People have lots of feels for the soldiers, of course, and the poor Afghans, but those feelings are mostly pity, and largely abstract. Does anyone really care about Afghanistan? Does anyone without a professional or personal connection to the war in Afghanistan give a rat's ass what's happening there, or bother themselves about the fact that it's been going on for almost 16 years? I have a hard time believing it. The problem of how to get American viewers invested in a complex story about Afghanistan is less a problem of narrative than a problem with how we think about the war itself—which is mostly not at all.
Finally, there’s General McMahon.
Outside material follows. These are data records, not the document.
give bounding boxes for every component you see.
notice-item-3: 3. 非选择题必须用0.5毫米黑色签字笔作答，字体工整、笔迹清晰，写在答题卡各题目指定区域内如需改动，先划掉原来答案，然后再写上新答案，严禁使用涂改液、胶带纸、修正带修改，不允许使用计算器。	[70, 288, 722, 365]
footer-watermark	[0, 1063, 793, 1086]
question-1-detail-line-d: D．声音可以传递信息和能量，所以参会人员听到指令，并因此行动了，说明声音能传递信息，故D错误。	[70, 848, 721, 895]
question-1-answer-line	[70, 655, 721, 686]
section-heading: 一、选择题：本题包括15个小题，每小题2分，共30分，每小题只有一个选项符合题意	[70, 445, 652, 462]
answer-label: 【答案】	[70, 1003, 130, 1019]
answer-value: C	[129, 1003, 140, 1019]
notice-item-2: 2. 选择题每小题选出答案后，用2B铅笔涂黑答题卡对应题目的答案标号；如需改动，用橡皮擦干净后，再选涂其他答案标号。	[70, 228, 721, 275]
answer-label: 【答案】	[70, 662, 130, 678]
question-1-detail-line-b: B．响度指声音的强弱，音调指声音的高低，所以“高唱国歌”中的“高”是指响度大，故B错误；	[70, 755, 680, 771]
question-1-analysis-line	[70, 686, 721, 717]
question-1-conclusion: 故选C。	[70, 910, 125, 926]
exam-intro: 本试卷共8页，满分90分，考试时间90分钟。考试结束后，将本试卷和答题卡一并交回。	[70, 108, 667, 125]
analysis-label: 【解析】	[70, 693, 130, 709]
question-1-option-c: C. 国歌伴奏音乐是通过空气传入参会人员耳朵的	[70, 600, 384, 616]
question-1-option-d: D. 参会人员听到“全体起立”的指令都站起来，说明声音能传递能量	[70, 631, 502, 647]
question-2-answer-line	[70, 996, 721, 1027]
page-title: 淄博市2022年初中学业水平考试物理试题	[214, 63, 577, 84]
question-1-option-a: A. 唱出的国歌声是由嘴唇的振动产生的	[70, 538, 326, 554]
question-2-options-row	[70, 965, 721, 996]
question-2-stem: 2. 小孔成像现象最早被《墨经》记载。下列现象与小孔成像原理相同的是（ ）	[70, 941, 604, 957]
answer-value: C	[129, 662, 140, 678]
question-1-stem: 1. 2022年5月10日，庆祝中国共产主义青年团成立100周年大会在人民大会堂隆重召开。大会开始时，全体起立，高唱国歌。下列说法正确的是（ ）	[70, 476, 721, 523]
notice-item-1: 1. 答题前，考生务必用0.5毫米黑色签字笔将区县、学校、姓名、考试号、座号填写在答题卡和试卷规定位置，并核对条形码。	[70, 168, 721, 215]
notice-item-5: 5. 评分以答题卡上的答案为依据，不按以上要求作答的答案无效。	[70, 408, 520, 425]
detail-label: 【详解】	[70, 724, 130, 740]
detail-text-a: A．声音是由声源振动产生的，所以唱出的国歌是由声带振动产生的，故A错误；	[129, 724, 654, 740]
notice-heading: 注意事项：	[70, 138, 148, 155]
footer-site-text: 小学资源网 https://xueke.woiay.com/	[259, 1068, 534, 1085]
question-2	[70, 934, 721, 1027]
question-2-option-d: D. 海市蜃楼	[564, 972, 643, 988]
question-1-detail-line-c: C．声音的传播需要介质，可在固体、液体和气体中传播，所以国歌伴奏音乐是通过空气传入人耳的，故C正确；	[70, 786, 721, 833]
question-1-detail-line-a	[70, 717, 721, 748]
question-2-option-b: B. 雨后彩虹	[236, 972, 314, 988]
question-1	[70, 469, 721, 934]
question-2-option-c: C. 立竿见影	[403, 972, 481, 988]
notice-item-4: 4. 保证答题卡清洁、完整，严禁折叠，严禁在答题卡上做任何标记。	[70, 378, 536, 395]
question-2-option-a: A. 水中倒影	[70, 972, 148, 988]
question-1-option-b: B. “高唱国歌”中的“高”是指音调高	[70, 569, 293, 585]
Brad Pitt plays the general with out-sized, lip-chomping brio, but the performance never quite gels. Part of the problem might be that Pitt is too introspective an actor to pull off the kind of bull-headedness that the U.S military inculcates in its officer class.
But the problem is deeper: no matter how outrageously Pitt and Michôd played up McMahon and his war, they’d never be able to give us a caricature that could match the brutal arrogance of American military leadership, especially self-styled Caesars like McChrystal, Petraeus, and Mattis, or make a movie as FUBAR as the real war in Afghanistan. It’s impossible to satirize the absurd.
Why are we still in Afghanistan? Why are we sending more troops there? These questions are only the tip of the iceberg. The ongoing U.S. mission in Afghanistan doesn’t make any sense, or at least none that officials are willing to articulate, but the sad fact is just how widespread this is, and how used to it we’ve become.
American foreign policy stopped making sense 16 years ago, when we turned the hunt for a group of criminals into a global war without end, and it grew even more absurd when we launched an aggressive war against a sovereign nation on a pretext of lies. The chaos of American foreign policy today under Donald Trump is no more than the consequence and continuation of the last 16 years—“For they sow the wind, and they shall reap the whirlwind.” What really doesn’t make any sense is why we keep letting it happen.